Still, Irfan Yalcin, owner of Papito’s and Pera, predicted that one-third of Dogpatch and Potrero Hill eateries will close by the end of the year, with another third going under by the 2022. “The takeout business model just doesn’t work for most restaurants,” he said. “And halving the number of eat-in tables to ensure social distancing isn’t financially sustainable.” 

Every seat was vacant at the parklet outside Farley’s. A sign in the window read, “Farley’s was open 364 days for 31 years. Lots of conversations, connections and caffeine.” 

The sudden stop threw an especially wet blanket on just-launched businesses. Row House fitness studio, at 1375 Fourth Street, opened in March after five months of contractor delays.  It closed four and a half days later to comply with the SIP order. Emile Kfouri, Row House owner, promptly loaned his newly installed rowing machines to the first 25 members who requested one. In lieu of live classes, he’s offering on-demand recorded lessons, a weekly online “happy hour” to combat feelings of isolation, and one-on-one telephone fitness consultations with a coach.  

“As long as we all pull together, we can get through just about everything,” Kfouri said.

When Kfouri spoke with The View in April, he’d had to reapply for a $10,000 United States Small Business Administration loan after the website crashed.

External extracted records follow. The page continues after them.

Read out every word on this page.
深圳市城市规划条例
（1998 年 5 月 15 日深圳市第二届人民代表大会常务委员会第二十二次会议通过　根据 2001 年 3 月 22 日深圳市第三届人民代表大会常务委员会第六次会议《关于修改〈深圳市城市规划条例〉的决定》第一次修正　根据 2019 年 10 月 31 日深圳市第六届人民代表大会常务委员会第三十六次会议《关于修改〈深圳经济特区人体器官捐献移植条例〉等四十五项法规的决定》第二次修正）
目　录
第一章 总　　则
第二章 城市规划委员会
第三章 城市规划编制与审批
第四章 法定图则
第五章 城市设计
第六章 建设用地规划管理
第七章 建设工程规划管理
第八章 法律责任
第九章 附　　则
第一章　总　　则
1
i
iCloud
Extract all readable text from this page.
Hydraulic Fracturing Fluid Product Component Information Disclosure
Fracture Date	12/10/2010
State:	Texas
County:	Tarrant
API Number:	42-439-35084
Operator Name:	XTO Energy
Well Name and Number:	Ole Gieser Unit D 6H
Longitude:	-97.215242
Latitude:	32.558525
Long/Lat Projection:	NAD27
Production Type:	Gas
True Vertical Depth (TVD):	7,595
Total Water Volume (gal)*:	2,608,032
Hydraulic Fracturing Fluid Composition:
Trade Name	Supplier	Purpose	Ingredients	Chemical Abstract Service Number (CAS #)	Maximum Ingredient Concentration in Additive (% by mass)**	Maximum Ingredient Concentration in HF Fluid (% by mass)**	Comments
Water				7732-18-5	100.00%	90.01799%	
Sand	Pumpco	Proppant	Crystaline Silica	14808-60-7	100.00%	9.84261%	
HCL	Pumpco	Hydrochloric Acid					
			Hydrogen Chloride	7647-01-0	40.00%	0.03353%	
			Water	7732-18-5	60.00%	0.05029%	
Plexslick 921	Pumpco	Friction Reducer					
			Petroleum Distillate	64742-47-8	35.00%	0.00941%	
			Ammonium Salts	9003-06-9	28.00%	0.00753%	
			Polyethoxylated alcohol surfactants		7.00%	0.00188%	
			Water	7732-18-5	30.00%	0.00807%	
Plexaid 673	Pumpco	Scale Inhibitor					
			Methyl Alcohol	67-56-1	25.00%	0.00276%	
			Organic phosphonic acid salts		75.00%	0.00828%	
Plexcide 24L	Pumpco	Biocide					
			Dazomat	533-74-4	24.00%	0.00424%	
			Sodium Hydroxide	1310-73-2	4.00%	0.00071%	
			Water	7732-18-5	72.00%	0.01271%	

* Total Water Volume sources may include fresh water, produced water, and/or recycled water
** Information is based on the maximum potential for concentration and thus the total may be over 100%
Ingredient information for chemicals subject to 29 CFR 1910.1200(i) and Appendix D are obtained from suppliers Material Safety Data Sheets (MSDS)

He didn’t know when Row House would be able to reopen. “I’ve worked with my landlord. I’ve worked with my lender. Most of my service providers have helped me reduce costs as much as possible,” Kfouri said. 

“This has been a really tough blow,” he acknowledged. “My days are 13, 14 hours. I joke that I didn’t realize it was going to be more work to run a studio closed than to keep a studio open. As the Center for Disease Control has said, you also need to exercise. If you’re not healthy, it’s a lot more difficult to fight this virus.”

When Row House does reopen, Kfouri said there’ll probably be fewer rowing machines reinstalled, and smaller class sizes, to allow more space between participants. 

Seven Stills, formerly located in Bayview, opened a new distillery at 100 Hooper Street last fall, along with a large restaurant, tap-, and tasting room. The distillery produced whiskey, gin, vodka, and beer, before the public health crises changed how it uses ethanol. 

When the SIP order took effect, “We had to shut everything down. Lay off workers. Then we saw there was a shortage of hand sanitizer,” said chief executive officer and co-founder Tim Obert. “The CDC put out guidelines on how to make hand sanitizer. We started doing it on a trial basis, then Kaiser reached out and said they needed hand sanitizer for hospital workers in Northern California. It went from being regional hospitals to hospitals for the whole country.” 

Seven Stills had just completed a 10,000-bottle order for Kaiser when Obert spoke to The View and was preparing another 20,000 bottles to ship. 

“There’s a ton of other people, not just health care, that need it,” Obert said, naming the San Francisco Police Department, Department of Public Works, and a slew of nonprofits. “Every police officer is going out there and there’s no sanitizer. We’re trying to make as much as we can for them.” 

Seven Stills is producing sanitizer for 67 nonprofits that advocate on behalf of low-income, under- or uninsured people, monolingual immigrants, as well as homeless shelters, nursing homes and senior centers. “Anything for those populations is what we’re focusing on,” he said. Donors can choose a specific nonprofit for which to buy sanitizer via a dropdown menu on the company website.

“We’re going around the clock making it,” Obert said. “This is something people need right now.”